A total of seven power utilities in Japan have ordered their employees to attend public nuclear power-related hearings and symposia and pose as private citizens in favour of nuclear power, some of them even asking questions prepared in advance by the utilities.
Good thing Japan has a nuclear safety agency right? One that has oversight over power companies; an agency that is ready and willing to come down hard on this kind of manipulation? Not quite. At least two of the power companies now say the safety agency asked them to subvert these hearings.
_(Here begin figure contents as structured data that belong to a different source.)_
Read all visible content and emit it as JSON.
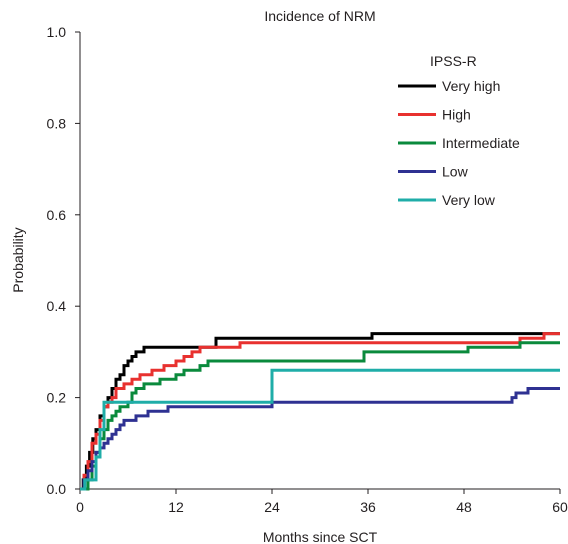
{
  "chart_data": {
    "type": "line",
    "step": true,
    "title": "Incidence of NRM",
    "xlabel": "Months since SCT",
    "ylabel": "Probability",
    "xlim": [
      0,
      60
    ],
    "ylim": [
      0,
      1.0
    ],
    "xticks": [
      0,
      12,
      24,
      36,
      48,
      60
    ],
    "xtick_labels": [
      "0",
      "12",
      "24",
      "36",
      "48",
      "60"
    ],
    "yticks": [
      0,
      0.2,
      0.4,
      0.6,
      0.8,
      1.0
    ],
    "ytick_labels": [
      "0.0",
      "0.2",
      "0.4",
      "0.6",
      "0.8",
      "1.0"
    ],
    "grid": false,
    "legend": {
      "title": "IPSS-R",
      "position": "top-right"
    },
    "series": [
      {
        "name": "Very high",
        "color": "#000000",
        "points": [
          [
            0,
            0
          ],
          [
            0.4,
            0.02
          ],
          [
            0.8,
            0.05
          ],
          [
            1.2,
            0.08
          ],
          [
            1.6,
            0.11
          ],
          [
            2.0,
            0.13
          ],
          [
            2.5,
            0.16
          ],
          [
            3.0,
            0.18
          ],
          [
            3.5,
            0.2
          ],
          [
            4.0,
            0.22
          ],
          [
            4.5,
            0.24
          ],
          [
            5.0,
            0.25
          ],
          [
            5.5,
            0.27
          ],
          [
            6.0,
            0.28
          ],
          [
            6.5,
            0.29
          ],
          [
            7.0,
            0.3
          ],
          [
            8.0,
            0.31
          ],
          [
            12.0,
            0.31
          ],
          [
            17.0,
            0.33
          ],
          [
            36.5,
            0.34
          ],
          [
            60,
            0.34
          ]
        ]
      },
      {
        "name": "High",
        "color": "#e8312f",
        "points": [
          [
            0,
            0
          ],
          [
            0.5,
            0.03
          ],
          [
            1.0,
            0.06
          ],
          [
            1.5,
            0.1
          ],
          [
            2.0,
            0.12
          ],
          [
            2.5,
            0.15
          ],
          [
            3.0,
            0.18
          ],
          [
            3.5,
            0.19
          ],
          [
            4.0,
            0.2
          ],
          [
            4.5,
            0.22
          ],
          [
            5.5,
            0.23
          ],
          [
            6.5,
            0.24
          ],
          [
            7.5,
            0.25
          ],
          [
            9.0,
            0.26
          ],
          [
            10.5,
            0.27
          ],
          [
            12.0,
            0.28
          ],
          [
            13.0,
            0.29
          ],
          [
            14.0,
            0.3
          ],
          [
            15.0,
            0.31
          ],
          [
            20.0,
            0.32
          ],
          [
            55.0,
            0.33
          ],
          [
            58.0,
            0.34
          ],
          [
            60,
            0.34
          ]
        ]
      },
      {
        "name": "Intermediate",
        "color": "#0a8a3c",
        "points": [
          [
            0,
            0
          ],
          [
            1.0,
            0.02
          ],
          [
            1.5,
            0.05
          ],
          [
            2.0,
            0.08
          ],
          [
            2.5,
            0.11
          ],
          [
            3.0,
            0.13
          ],
          [
            3.5,
            0.15
          ],
          [
            4.0,
            0.16
          ],
          [
            4.5,
            0.17
          ],
          [
            5.0,
            0.18
          ],
          [
            6.0,
            0.19
          ],
          [
            6.5,
            0.21
          ],
          [
            7.0,
            0.22
          ],
          [
            8.0,
            0.23
          ],
          [
            10.0,
            0.24
          ],
          [
            12.0,
            0.25
          ],
          [
            13.0,
            0.26
          ],
          [
            15.0,
            0.27
          ],
          [
            16.0,
            0.28
          ],
          [
            35.0,
            0.28
          ],
          [
            35.5,
            0.3
          ],
          [
            48.5,
            0.31
          ],
          [
            55.0,
            0.32
          ],
          [
            60,
            0.32
          ]
        ]
      },
      {
        "name": "Low",
        "color": "#2e3192",
        "points": [
          [
            0,
            0
          ],
          [
            0.5,
            0.02
          ],
          [
            1.0,
            0.04
          ],
          [
            1.5,
            0.06
          ],
          [
            2.0,
            0.08
          ],
          [
            2.5,
            0.09
          ],
          [
            3.0,
            0.1
          ],
          [
            3.5,
            0.11
          ],
          [
            4.0,
            0.12
          ],
          [
            4.5,
            0.13
          ],
          [
            5.0,
            0.14
          ],
          [
            5.5,
            0.15
          ],
          [
            7.0,
            0.16
          ],
          [
            8.5,
            0.17
          ],
          [
            11.0,
            0.18
          ],
          [
            24.0,
            0.19
          ],
          [
            54.0,
            0.2
          ],
          [
            54.5,
            0.21
          ],
          [
            56.0,
            0.22
          ],
          [
            60,
            0.22
          ]
        ]
      },
      {
        "name": "Very low",
        "color": "#1fada8",
        "points": [
          [
            0,
            0
          ],
          [
            0.6,
            0.02
          ],
          [
            1.8,
            0.02
          ],
          [
            2.0,
            0.07
          ],
          [
            2.5,
            0.13
          ],
          [
            3.0,
            0.19
          ],
          [
            24.0,
            0.19
          ],
          [
            24.0,
            0.26
          ],
          [
            60,
            0.26
          ]
        ]
      }
    ]
  }
}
The nuclear safety agency is all about the safety of the nuclear power generation business, not about the safety for the people living near the power plants.
It's a perfect example of what I've been harping about here lately: government agencies and ministries see themselves as protecting industry from the public, not protecting the public from industry.
Now imagine the same kind of behaviour in other fields: a food safety agency that protects the food and agriculture industry from the effect of tainted foods; an environmental agency that ensures environmental concerns won't stop industrial development or waste dumping; a drug safety agency that keeps local drug companies safe from competition at the expense of effective, inexpensive treatments available elsewhere; police and prosecutors that are willing to plant evidence and send innocents to prison in order to protect a corrupt colleague, or simply to further their own careers.
Every country, every society, has its share of problems. The unchecked, unaccountable power wielded — sometimes abusively, sometimes wisely, but always without oversight — by public ministries and industrial groups is one of the main problems in Japan today.